The term “Chapucismo movement” was coined by Spanish comedian Dani Mateo. Tongue in cheek, he extolled its characteristics of “color without criteria and nonexistent perspective … yet filled with emotion, sentiment and Botox — because of all the retouching.” He interprets the “Chapucismo” manifesto as “Who needs a restorer? I can fix this in five minutes.”

While expertise in the Chapucistas’ body of work has become a popular form of internet entertainment, especially during the coronavirus pandemic, there are many who are not laughing. 

ACRE, the association of professional restorers in Spain, has been active on Twitter pointing out the irresponsibility of allowing amateurs to work on priceless pieces of Spanish heritage. Having spent five years in training, learning theory as well as practice, they are appalled to see the good name of Spanish restorers ruined by a few dilettantes. 

The solution, according to ACRE, would be increased regulation to ensure that restoration projects only fall to trained professionals. 

As great art requires a great patron, however, bad restorations are often made possible by negligent owners. Each one of these notorious restorations was undertaken with the acquiescence of the people responsible for the work. 

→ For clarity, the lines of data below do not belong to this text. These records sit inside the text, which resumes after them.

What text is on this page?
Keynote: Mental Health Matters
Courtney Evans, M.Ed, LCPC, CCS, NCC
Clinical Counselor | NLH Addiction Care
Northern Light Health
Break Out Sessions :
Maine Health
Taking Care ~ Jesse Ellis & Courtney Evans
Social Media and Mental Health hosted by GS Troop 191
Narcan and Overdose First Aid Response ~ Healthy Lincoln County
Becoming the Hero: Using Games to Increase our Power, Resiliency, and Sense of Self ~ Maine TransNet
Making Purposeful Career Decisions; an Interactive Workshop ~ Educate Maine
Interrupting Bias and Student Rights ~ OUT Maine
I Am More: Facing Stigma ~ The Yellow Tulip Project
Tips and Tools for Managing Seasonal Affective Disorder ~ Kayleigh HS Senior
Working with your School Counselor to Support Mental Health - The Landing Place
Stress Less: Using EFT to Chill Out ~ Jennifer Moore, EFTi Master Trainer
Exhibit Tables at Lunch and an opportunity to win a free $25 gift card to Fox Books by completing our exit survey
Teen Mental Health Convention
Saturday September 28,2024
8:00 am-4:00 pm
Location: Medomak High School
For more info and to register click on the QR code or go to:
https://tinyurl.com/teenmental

In the case of Cecilia Giménez’s efforts on the “Ecce Homo,” the octogenarian claimed that she acted on her own initiative, but in full view of the clergy in charge of the church. 

Bartolomé Esteban Murillo’s “The Immaculate Conception” and two "restored" versions. (Image via Twitter @ArtNet)

The private owner of “The Immaculate Conception” was apparently trying to save money when he hired a local furniture restorer — instead of a trained restorer — to fix the painting for an alleged 1,200 euro. 

The priest in the Spanish town of Estella who hired a “crafts group” to repair the St. George statue may have been trying to support locals as well as conserve funds, but the “unrestoration” proved quite costly at 34,000 euro. 

The author of “Mr. Potato Head” remains at large, with investigations pending to discover how the restoration was commissioned. One could argue that the real proponents of “Chapucismo” are the owners, not the executors.

Art is often deemed “priceless,” underscoring the happy convergence of genius, skill, and material to produce a unique work. Yet sadly, the stewards who are entrusted with the care of these objects sometimes look for conservation bargains to the detriment of their precious charges.

Great art costs money, as the builders of Chartres or the sponsors of timeless paintings would readily acknowledge. And when it comes to great art, the price tag can be remarkably high.

St. Pope John Paul II was stymied at how to raise the $10 million needed to clean the Sistine Chapel in 1980, and was only able to get the ball rolling by selling the photographic rights to Nippon Television Company for $4.2 million. 

The attention drawn by the project brought about the creation of the Patrons of the Arts of the Vatican Museums, an association of benefactors who donate exclusively to the task of restoring the art in the papal collections. 

As a result, the Vatican Museums leads the world in art restoration for its extensive diagnostic testing, innovative approaches, ecological concern, and conservation integrity.

So far, the 21st century has shown itself to be unkind to art. There’s been rampant vandalism of churches and historic monuments, toppling of statues, and a rejection of the magnificent parade of masterpieces of western art under the auspices of political correctness. 

Perhaps the “Ecce Mono” best sums up our present era, where people take more delight in laughing at a damaged image of Christ than in him. Indeed, “Chapucismo” may be the perfect movement to represent our age — sloppy in stewardship as well as faith.

If so, the remedy may also be the same. A recovery of appreciation for the treasures of the Christian faith may well lead to a reevaluation of the rich history and legacy of Christian art.